"Government is not reason; it is not eloquent; it is force. Like fire, it is a dangerous servant and a fearful master." - George Washington
Friday, March 23, 2007
Does Soprano Get Whacked? Does He Get a Banana Split?
Onlookers gathered Thursday by an ice cream parlor in Bloomfield, N.J., for what some believed was the filming of the last scene of the last episode of “The Sopranos.”
By JONATHAN MILLER
The New York Times
Published: March 23, 2007
BLOOMFIELD, N.J., March 22 — They gathered here — an old man in a black fedora and leather jacket, a woman in a tracksuit, a young mother pushing a stroller — for a final glimpse at Tony and Carmela and A. J. and Meadow.
As HBO’s television series “The Sopranos” films its final episode in this blue-collar town outside Newark, the citizens of New Jersey are, in many ways, rushing to get one last look at themselves.
So dozens of people crowded around Holsten’s Brookdale Confectionery on Thursday afternoon, though it was impossible to see the first family of fictional Mafia through the thick black shroud over the door of the old-fashioned ice cream parlor.
There was a man selling silk-screen T-shirts for $20 bearing a picture of the parlor and the words “The Final Episode.” Another claimed he was related to the actors Michael Imperioli (who plays Tony’s nephew Christopher) and Edie Falco (Carmela).
And there was much discussion of “whacking,” as in, “Is Tony going to get whacked?” — which was the question one woman put to a Bloomfield police officer at the scene of the scene.
“No,” the officer replied confidently.
For the past eight years, “The Sopranos” has played a pivotal role in defining New Jersey to the rest of the nation — from the shots of the New Jersey Turnpike and shops like PizzaLand in the opening credits, to people who pronounce “this” with a “d.” The series creator, David Chase, a New Jersey native, has said he insisted on filming here because the state is integral to the show.
Steven Gorelick, associate director of the New Jersey Motion Picture and Television Commission, estimated that the show had spent $60 million shooting (the nonlethal variety) in the state. “I think it’s given New Jersey as much fame as any project that’s been shot here,” he said. “When people watch it abroad, they say ‘Ahh, New Jersey.
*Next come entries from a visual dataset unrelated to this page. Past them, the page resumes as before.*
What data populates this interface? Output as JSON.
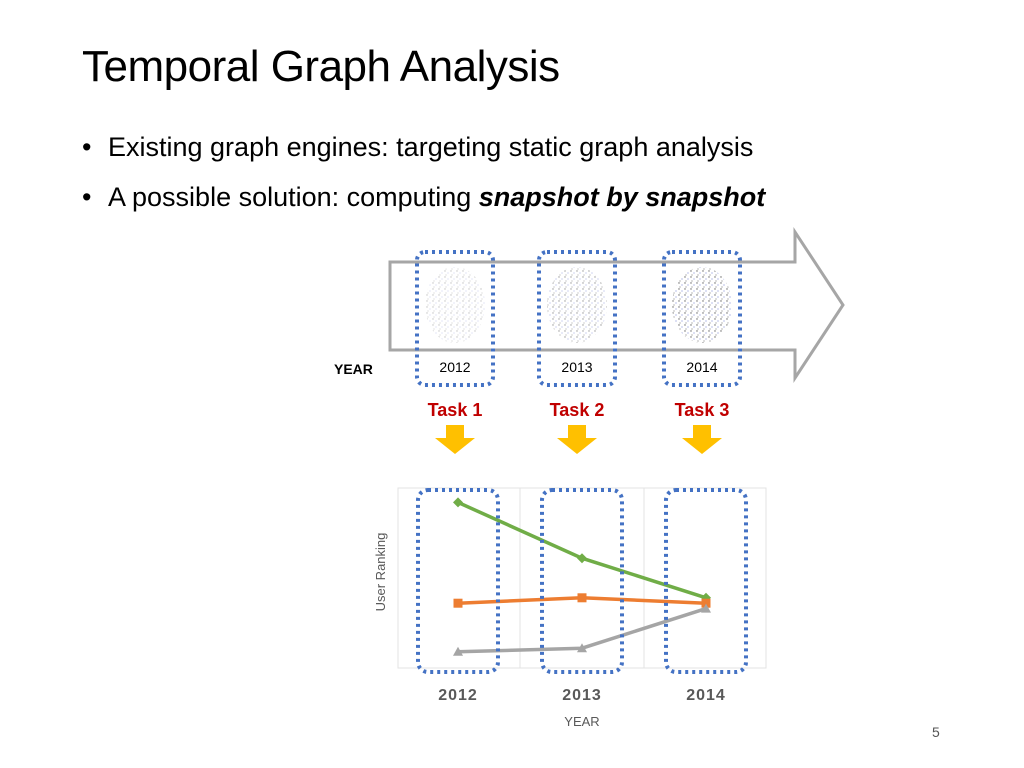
{
  "slide": {
    "title": "Temporal Graph Analysis",
    "bullets": [
      {
        "text": "Existing graph engines: targeting static graph analysis",
        "emphasis": ""
      },
      {
        "text": "A possible solution: computing ",
        "emphasis": "snapshot by snapshot"
      }
    ],
    "page_number": "5"
  },
  "pipeline": {
    "year_label": "YEAR",
    "snapshots": [
      {
        "year": "2012",
        "task": "Task 1"
      },
      {
        "year": "2013",
        "task": "Task 2"
      },
      {
        "year": "2014",
        "task": "Task 3"
      }
    ],
    "colors": {
      "dotted_box": "#4472c4",
      "task_text": "#c00000",
      "arrow": "#ffc000",
      "flow_arrow": "#a6a6a6"
    }
  },
  "chart_data": {
    "type": "line",
    "categories": [
      "2012",
      "2013",
      "2014"
    ],
    "xlabel": "YEAR",
    "ylabel": "User Ranking",
    "ylim": [
      0,
      10
    ],
    "grid": true,
    "series": [
      {
        "values": [
          9.2,
          6.1,
          3.9
        ],
        "color": "#70ad47",
        "marker": "diamond"
      },
      {
        "values": [
          3.6,
          3.9,
          3.6
        ],
        "color": "#ed7d31",
        "marker": "square"
      },
      {
        "values": [
          0.9,
          1.1,
          3.3
        ],
        "color": "#a5a5a5",
        "marker": "triangle"
      }
    ]
  }
}
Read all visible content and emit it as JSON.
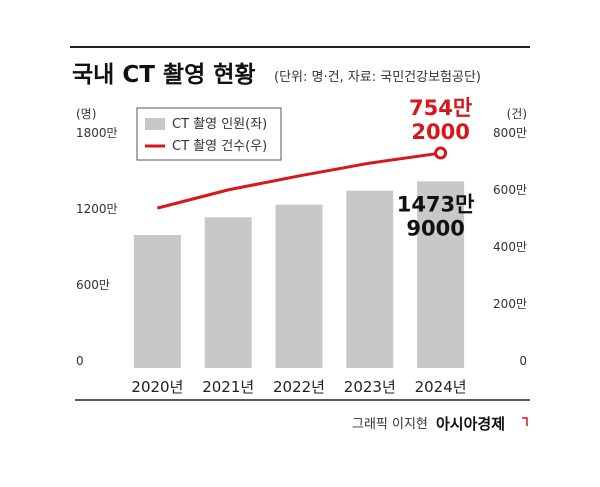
{
  "chart_data": {
    "type": "bar-line",
    "title": "국내 CT 촬영 현황",
    "subtitle": "(단위: 명·건, 자료: 국민건강보험공단)",
    "y_label": "(명)",
    "y2_label": "(건)",
    "categories": [
      "2020년",
      "2021년",
      "2022년",
      "2023년",
      "2024년"
    ],
    "series": [
      {
        "name": "CT 촬영 인원(좌)",
        "type": "bar",
        "color": "#c8c8c8",
        "axis": "y",
        "values": [
          10500000,
          11900000,
          12900000,
          14000000,
          14739000
        ],
        "value_labels": [
          null,
          null,
          null,
          null,
          "1473만 9000"
        ]
      },
      {
        "name": "CT 촬영 건수(우)",
        "type": "line",
        "color": "#d9161c",
        "axis": "y2",
        "values": [
          5610000,
          6250000,
          6740000,
          7190000,
          7542000
        ],
        "value_labels": [
          null,
          null,
          null,
          null,
          "754만 2000"
        ]
      }
    ],
    "ylim": [
      0,
      18000000
    ],
    "yticks": [
      0,
      {
        "value": 6000000,
        "label": "600만"
      },
      {
        "value": 12000000,
        "label": "1200만"
      },
      {
        "value": 18000000,
        "label": "1800만"
      }
    ],
    "y2lim": [
      0,
      8000000
    ],
    "y2ticks": [
      0,
      {
        "value": 2000000,
        "label": "200만"
      },
      {
        "value": 4000000,
        "label": "400만"
      },
      {
        "value": 6000000,
        "label": "600만"
      },
      {
        "value": 8000000,
        "label": "800만"
      }
    ],
    "grid": false,
    "credit": "그래픽 이지현",
    "source_logo": "아시아경제"
  }
}
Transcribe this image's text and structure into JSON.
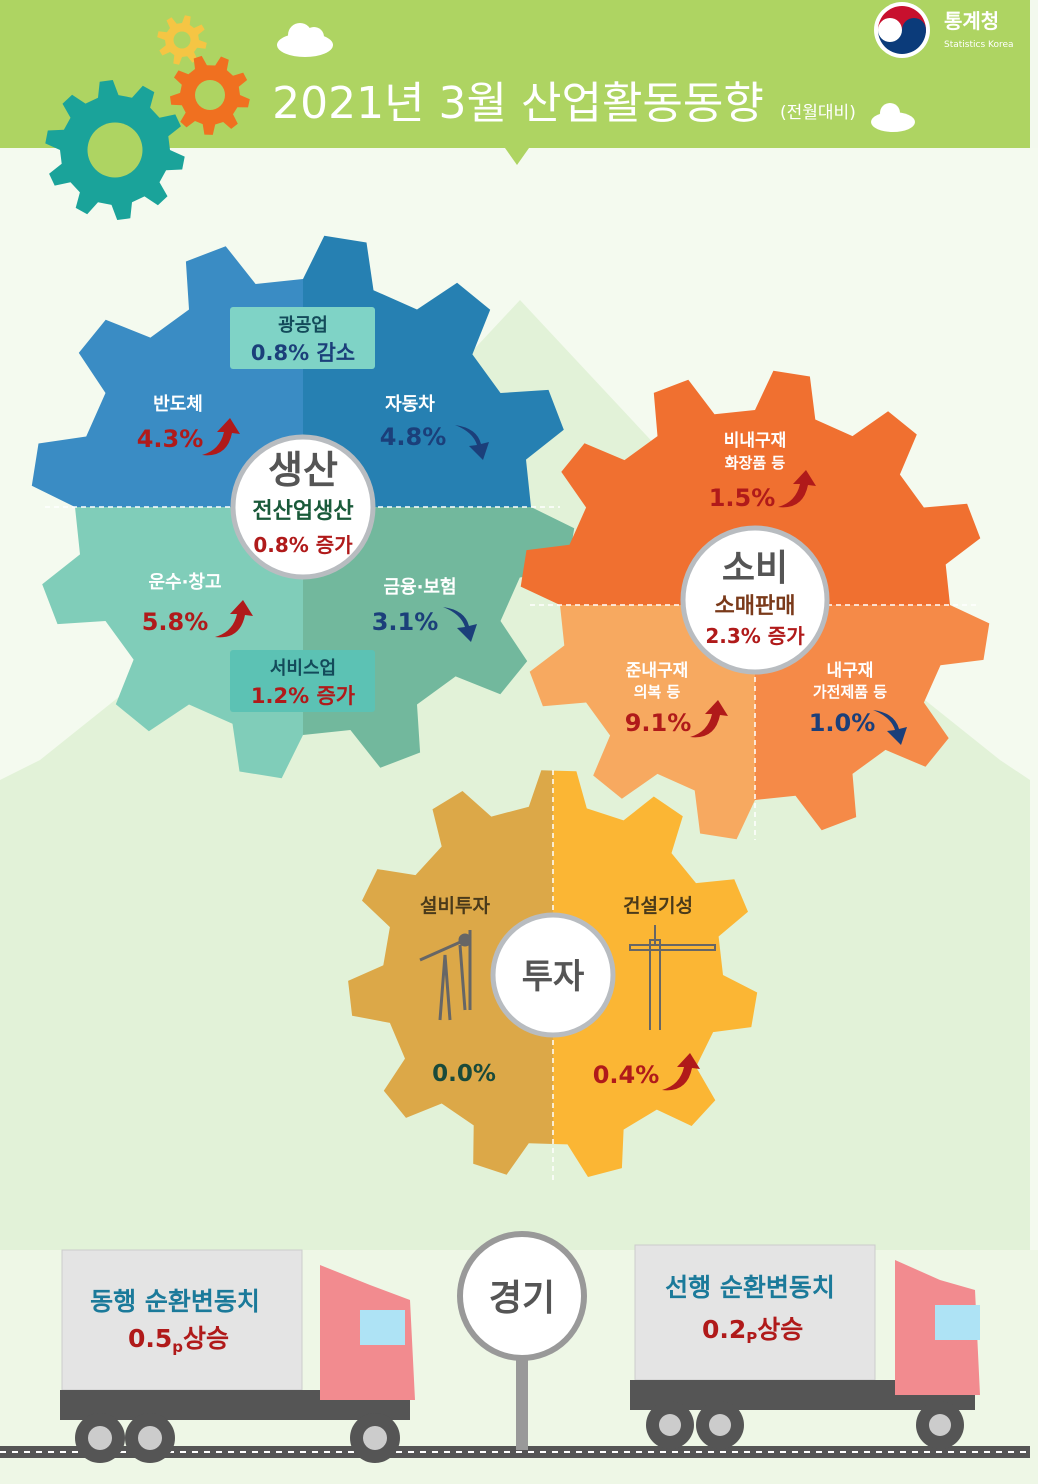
{
  "header": {
    "title": "2021년 3월 산업활동동향",
    "subtitle": "(전월대비)",
    "logo": {
      "name": "통계청",
      "english": "Statistics Korea"
    }
  },
  "colors": {
    "increase": "#b01a1a",
    "decrease": "#1b3f7a",
    "header_bg": "#aed462"
  },
  "production": {
    "title": "생산",
    "summary_label": "전산업생산",
    "summary_value": "0.8% 증가",
    "mining": {
      "label": "광공업",
      "value": "0.8% 감소"
    },
    "services": {
      "label": "서비스업",
      "value": "1.2% 증가"
    },
    "items": [
      {
        "label": "반도체",
        "value": "4.3%",
        "trend": "up"
      },
      {
        "label": "자동차",
        "value": "4.8%",
        "trend": "down"
      },
      {
        "label": "운수·창고",
        "value": "5.8%",
        "trend": "up"
      },
      {
        "label": "금융·보험",
        "value": "3.1%",
        "trend": "down"
      }
    ]
  },
  "consumption": {
    "title": "소비",
    "summary_label": "소매판매",
    "summary_value": "2.3% 증가",
    "items": [
      {
        "label": "비내구재",
        "sub": "화장품 등",
        "value": "1.5%",
        "trend": "up"
      },
      {
        "label": "준내구재",
        "sub": "의복 등",
        "value": "9.1%",
        "trend": "up"
      },
      {
        "label": "내구재",
        "sub": "가전제품 등",
        "value": "1.0%",
        "trend": "down"
      }
    ]
  },
  "investment": {
    "title": "투자",
    "items": [
      {
        "label": "설비투자",
        "value": "0.0%",
        "trend": "flat",
        "icon": "oil-pump-icon"
      },
      {
        "label": "건설기성",
        "value": "0.4%",
        "trend": "up",
        "icon": "tower-crane-icon"
      }
    ]
  },
  "economy": {
    "title": "경기",
    "coincident": {
      "label": "동행 순환변동치",
      "value": "0.5",
      "unit": "p",
      "change": "상승"
    },
    "leading": {
      "label": "선행 순환변동치",
      "value": "0.2",
      "unit": "P",
      "change": "상승"
    }
  }
}
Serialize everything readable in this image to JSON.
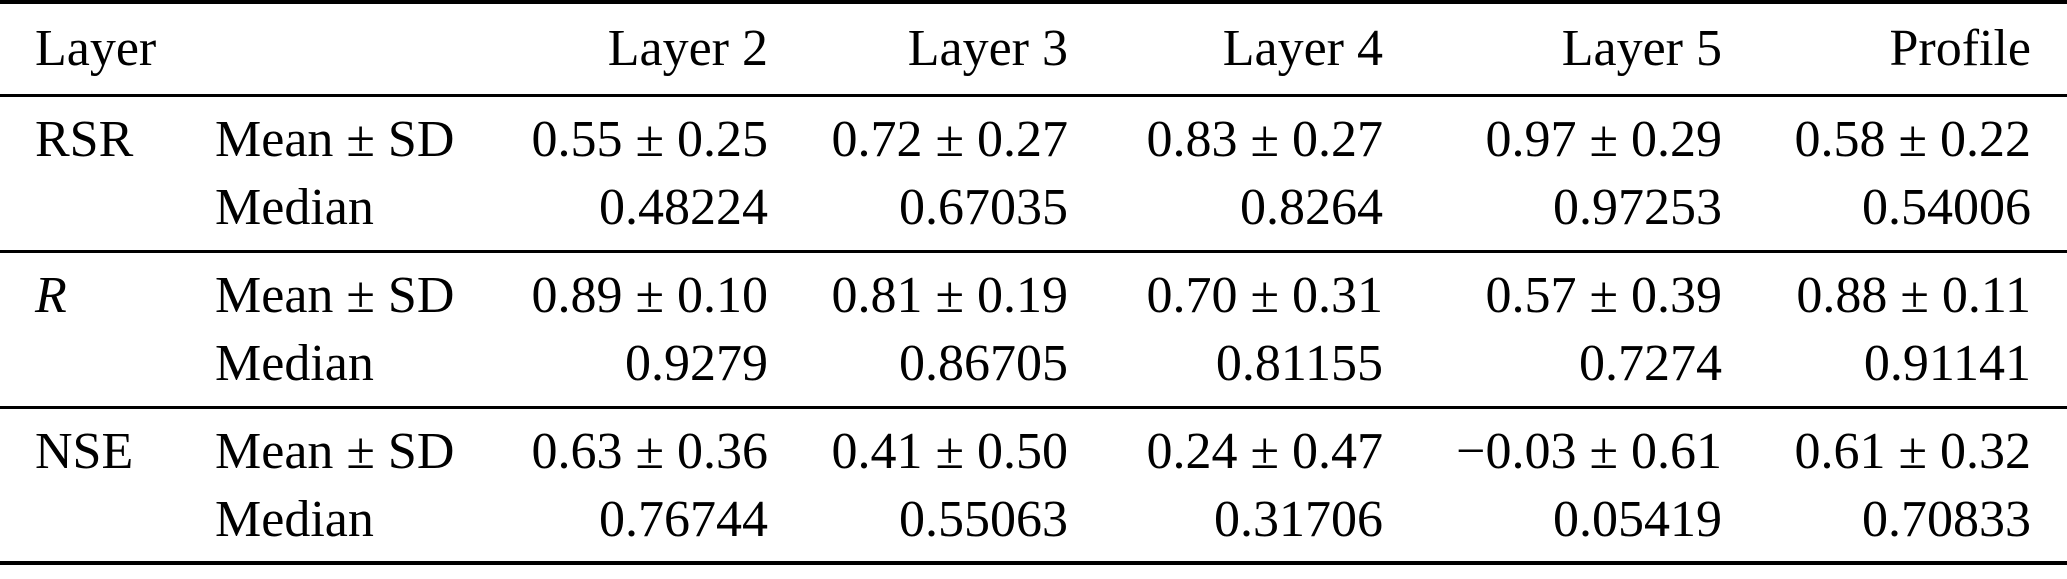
{
  "table": {
    "corner_label": "Layer",
    "columns": [
      "Layer 2",
      "Layer 3",
      "Layer 4",
      "Layer 5",
      "Profile"
    ],
    "stat_labels": {
      "mean": "Mean ± SD",
      "median": "Median"
    },
    "groups": [
      {
        "metric": "RSR",
        "mean_sd": [
          "0.55 ± 0.25",
          "0.72 ± 0.27",
          "0.83 ± 0.27",
          "0.97 ± 0.29",
          "0.58 ± 0.22"
        ],
        "median": [
          "0.48224",
          "0.67035",
          "0.8264",
          "0.97253",
          "0.54006"
        ]
      },
      {
        "metric": "R",
        "mean_sd": [
          "0.89 ± 0.10",
          "0.81 ± 0.19",
          "0.70 ± 0.31",
          "0.57 ± 0.39",
          "0.88 ± 0.11"
        ],
        "median": [
          "0.9279",
          "0.86705",
          "0.81155",
          "0.7274",
          "0.91141"
        ]
      },
      {
        "metric": "NSE",
        "mean_sd": [
          "0.63 ± 0.36",
          "0.41 ± 0.50",
          "0.24 ± 0.47",
          "−0.03 ± 0.61",
          "0.61 ± 0.32"
        ],
        "median": [
          "0.76744",
          "0.55063",
          "0.31706",
          "0.05419",
          "0.70833"
        ]
      }
    ],
    "text_color": "#000000",
    "background_color": "#ffffff"
  }
}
Sopranos.’ ”
But since it first went on the air in 1999, “The Sopranos” has had a complicated relationship with the Garden State. While many residents feel a sense of pride in the series, others, especially politicians, have complained that it plays to ugly stereotypes about Italians as thuggish criminals.
In 2000, James W. Treffinger, who was then the Essex County executive, banned the series from shooting there, saying it “stereotypes an ethnic group.” (Mr. Treffinger was later sentenced to 13 months in prison after being convicted of corruption.)
Such controversy did not escape Bloomfield, whose mayor and council initially denied a permit to film in town. That decision was later overturned, but not before the mayor, Raymond McCarthy, told The Associated Press, “I don’t think ‘The Sopranos’ depicts the life of a typical Italian-American in a positive way, and I still don’t like the way people see New Jersey based upon the ‘Sopranos’ series.”
Though the series has filmed in dozens of spots around the state — from exteriors of the Sopranos’ house in North Caldwell to a Jersey City cemetery near a turnpike overpass — there was particular fanfare around Holsten’s because of persistent reports that the Soprano family gathering would be the final scene of the final episode of the final season. But a spokeswoman for HBO noted, “Until Mr. Chase goes into the edit room, it would be impossible to say what the final scene will be.”
Michael Imperioli and James Gandolfini
It was also impossible to know on Thursday what was happening behind the black curtain inside the ice cream parlor, but that did not stop a woman who had stayed home from work from calling in frequent updates to her boss as she sat on a folding chair across the street.
At one point, when James Gandolfini, who plays Tony, emerged from a van, someone in the crowd gasped, “Oh, my God!”
Outside Rita’s Water Ice nearby, Michael Masucci, 49, a beefy, goateed man in a dark tracksuit, surveyed the scene. “They say I have the look,” he confided. Though he had no luck snaring a walk-on role here, he said his Jeep had been used this month in a scene at the Bada Bing! club (a k a the Satin Dolls lounge on Route 17 in Lodi).
To Mr. Masucci, the uproar over the series had been silly. “Growing up here, you know there’s mobsters everywhere,” he said, adding that people were upset with the show only because some “don’t want to talk about the truth.”
Leo Mongiovi, 84, was decked out all in black: fedora, leather jacket, pants, sunglasses. He said he was retired from the wholesale meat business in Newark. While he was on his cellphone trying to persuade his wife to bring a chair down for him, a man spotted him.
“Hey, he looks like one of the actors here!” said Mike Markwith, 37. “Hired hit man over here!”
“Yeah,” said Mr. Mongiovi. “I fit right in.”